Israel Offers Aid to Lebanon Following Explosions at Beirut Port

Lebanon is not expected to accept the offer.
August 4, 2020
BEIRUT, LEBANON – AUGUST 04: Medics assist an injured person as fire caused by a large explosion from earlier in the day is seen in the distance on August 4, 2020 in Beirut, Lebanon. There was a structure fire near the port of Beirut followed by a second massive explosion, which damaged surrounding buildings and injured thousands. Lebanon’s Health Minister Hamad Hasan said that at least 50 people were killed and more than 2,700 were injured. (Photo by Daniel Carde/Getty Images)

The Israeli government has offered assistance to Lebanon following two explosions at a port in Beirut on Aug. 4.

The explosions reportedly occurred at a warehouse facility. The second explosion was the larger of the two. Video footage shows fireworks going off before the second explosion. Lebanese Prime Minister Hassan Diab said that the warehouse contained 2,750 tons of ammonium nitrate, a compound used to make fertilizer and was used in the 1995 Oklahoma City bombing.
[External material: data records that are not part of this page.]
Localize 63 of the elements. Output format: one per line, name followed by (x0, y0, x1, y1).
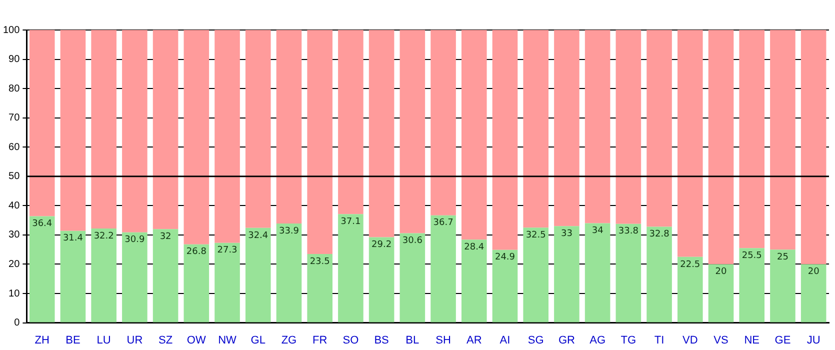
data-label: 24.9 (494, 252, 516, 263)
data-label: 33.9 (278, 226, 300, 236)
x-tick-label: GE (774, 334, 791, 346)
data-label: 28.4 (464, 242, 484, 252)
x-tick-label: OW (186, 334, 206, 346)
data-label: 32.5 (526, 230, 546, 240)
x-tick-label: SZ (158, 334, 173, 346)
data-label: 37.1 (340, 217, 361, 228)
x-tick-label: GL (250, 334, 266, 346)
x-tick-label: GR (558, 334, 576, 346)
data-label: 25.5 (742, 250, 762, 261)
x-tick-label: UR (126, 334, 143, 346)
data-label: 20 (808, 267, 820, 278)
y-tick-label: 70 (8, 112, 20, 124)
x-tick-label: BS (374, 334, 389, 346)
data-label: 27.3 (217, 246, 238, 256)
data-label: 22.5 (680, 260, 700, 270)
x-tick-label: AG (590, 334, 606, 346)
x-tick-label: VS (714, 334, 728, 346)
data-label: 30.6 (402, 236, 423, 246)
y-tick-label: 20 (8, 258, 20, 270)
y-tick-label: 30 (8, 230, 20, 241)
data-label: 30.9 (124, 235, 145, 246)
y-tick-label: 10 (8, 288, 20, 300)
x-tick-label: JU (806, 334, 820, 346)
x-tick-label: ZH (34, 334, 50, 346)
x-tick-label: AR (466, 334, 482, 346)
x-tick-label: NW (218, 334, 238, 346)
y-tick-label: 100 (2, 24, 20, 36)
x-tick-label: VD (682, 334, 698, 346)
y-tick-label: 50 (8, 171, 20, 182)
x-tick-label: ZG (281, 334, 297, 346)
data-label: 33.8 (618, 226, 639, 237)
y-tick-label: 40 (8, 200, 20, 212)
x-tick-label: TG (620, 334, 636, 346)
data-label: 32 (160, 232, 172, 242)
x-tick-label: BL (406, 334, 420, 346)
data-label: 34 (592, 226, 604, 236)
y-tick-label: 80 (8, 83, 20, 94)
data-label: 31.4 (62, 234, 84, 244)
data-label: 36.7 (433, 218, 454, 228)
data-label: 32.8 (649, 230, 670, 240)
y-tick-label: 90 (8, 54, 20, 66)
data-label: 36.4 (32, 219, 52, 230)
x-tick-label: NE (744, 334, 760, 346)
data-label: 29.2 (372, 240, 392, 250)
x-tick-label: BE (66, 334, 80, 346)
y-tick-label: 60 (8, 142, 20, 153)
data-label: 32.4 (248, 230, 268, 241)
data-label: 32.2 (94, 231, 114, 242)
x-tick-label: TI (654, 334, 664, 346)
x-tick-label: SG (528, 334, 544, 346)
x-tick-label: FR (312, 334, 328, 346)
data-label: 26.8 (186, 247, 207, 258)
x-tick-label: SO (342, 334, 360, 346)
x-tick-label: SH (436, 334, 451, 346)
data-label: 25 (776, 252, 788, 262)
x-tick-label: AI (500, 334, 510, 346)
data-label: 20 (715, 267, 727, 278)
data-label: 33 (560, 229, 572, 240)
x-tick-label: LU (96, 334, 111, 346)
y-tick-label: 0 (14, 318, 20, 329)
data-label: 23.5 (310, 256, 330, 267)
Lebanese Health Minister Hamad Hassan told reporters outside a hospital that at least 50 people were killed in the explosion and thousands were wounded.

Israeli Foreign Minister Gabi Ashkenazi and Defense Minister Benny Gantz announced in a statement Israel would offer assistance.

“Israel has approached Lebanon through international security and diplomatic channels and has offered the Lebanese government medical and humanitarian assistance,” the statement read.

Israeli President Reuven Rivlin tweeted, “We share the pain of the Lebanese people and sincerely reach out to offer our aid at this difficult time.”

However, according to the Times of Israel, the Lebanese government will likely decline the offer, as the two countries are still technically at war with each other.

Both Israeli and Lebanese officials denied claims that Israel had anything to do with the explosions.

Beirut resident Rania Masri told CNN that she had initially felt an earthquake.

“The apartment shook horizontally and all of a sudden it felt like an explosion and the windows and doors burst open,” she said. “The glass just broke. So many homes were damaged or destroyed.”

Another resident told Reuters, “I saw a fireball and smoke billowing over Beirut. People were screaming and running, bleeding. Balconies were blown off buildings. Glass in high-rise buildings shattered and fell to the street.”